Looking ahead is vital. We were on to Phil Jones long before that Champions League final. I tried to buy him in 2010 but Blackburn would not sell. Ashley Young was bought to replace Giggs. The goalkeeping situation was all settled in December. Granted, David de Gea had a torrid start to his United career, but he would develop. Smalling and Evans were outstanding prospects. We had Fábio and Rafael, and Welbeck and Cleverley were coming through; Nani was 24, Rooney 25. We had a nucleus of young talent.

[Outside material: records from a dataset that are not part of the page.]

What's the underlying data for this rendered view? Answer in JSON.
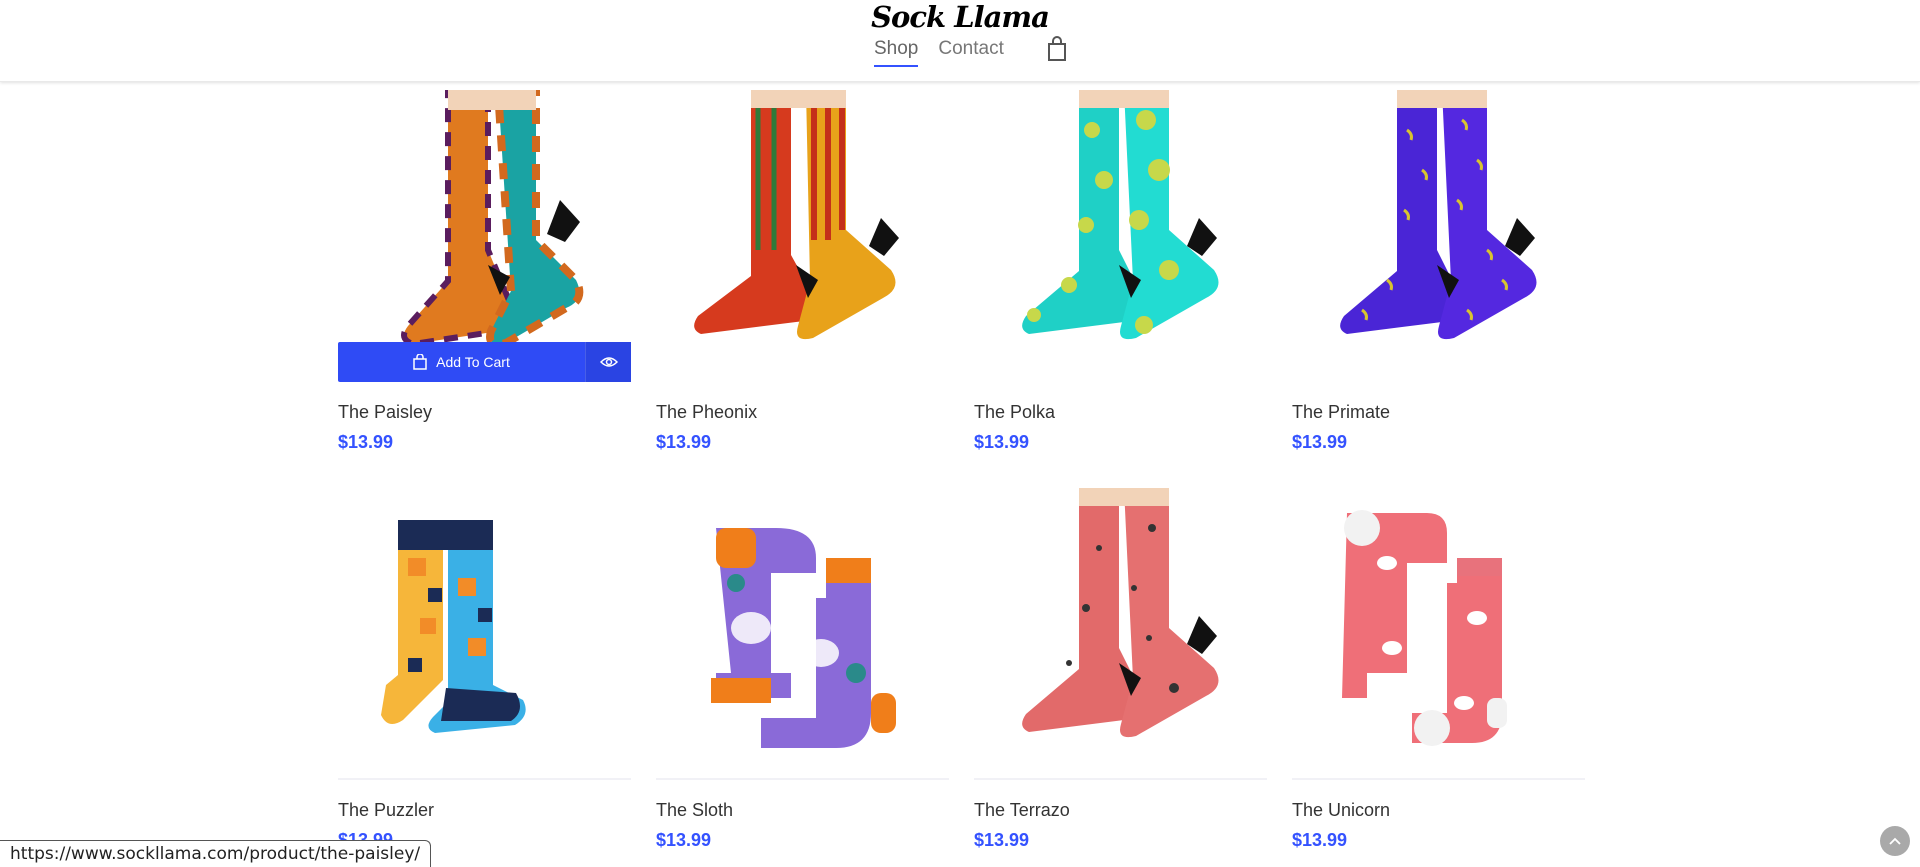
{
  "header": {
    "logo": "Sock Llama",
    "nav": [
      {
        "label": "Shop",
        "active": true
      },
      {
        "label": "Contact",
        "active": false
      }
    ],
    "cart_icon": "shopping-bag-icon"
  },
  "product_actions": {
    "add_to_cart_label": "Add To Cart",
    "quick_view_icon": "eye-icon"
  },
  "products": [
    {
      "name": "The Paisley",
      "price": "$13.99"
    },
    {
      "name": "The Pheonix",
      "price": "$13.99"
    },
    {
      "name": "The Polka",
      "price": "$13.99"
    },
    {
      "name": "The Primate",
      "price": "$13.99"
    },
    {
      "name": "The Puzzler",
      "price": "$13.99"
    },
    {
      "name": "The Sloth",
      "price": "$13.99"
    },
    {
      "name": "The Terrazo",
      "price": "$13.99"
    },
    {
      "name": "The Unicorn",
      "price": "$13.99"
    }
  ],
  "status_bar": {
    "url": "https://www.sockllama.com/product/the-paisley/"
  },
  "colors": {
    "accent": "#3452ff",
    "price": "#3452ff"
  }
}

We shed five that summer because with Jones joining it wasn’t going to be easy for Wes Brown or John O’Shea to make the starting XI. They were good servants to me. The horrible part of management is telling people who have given their all for you that there is no longer a place for them in your plans. After the Premier League title parade, in the rain, we returned to the school from where we had started the procession. I spoke to Darron Gibson and asked him how he saw his future. Perhaps it wasn’t the perfect place to begin that discussion, but he got the gist of what I was thinking. He was off on holiday that night so we needed to start the conversation. Wes Brown, I struggled to reach by telephone. It was horrible to let players of that experience and loyalty to me go.
I lost five players aged 30 and above and let Owen Hargreaves go. We were bringing back Welbeck, Cleverley, Mame Diouf and Macheda from loan spells, and signing three new players. The average age of the squad was reduced to around 24.
With Scholes and Neville, my plan was to let them roam about the place, with the youth team, academy and reserves, then the three of us would sit down for an assessment of how strong we were. I was going to place a big burden on them to shape the future, because they knew better than anyone what it took to be one of our players. It’s something I’d wanted to do for years and years: feed my top players into the stream.
Scholes was a man of excellent opinions. His assessments were brilliant. Always in one line. There were no maybes. When we had a problem with Van Nistelrooy, Paul was instantly clear that Ruud could not be allowed to cause disruption. His language was blunt. Gary asked him, ‘Are you sure, Scholesy?’ – just winding him up.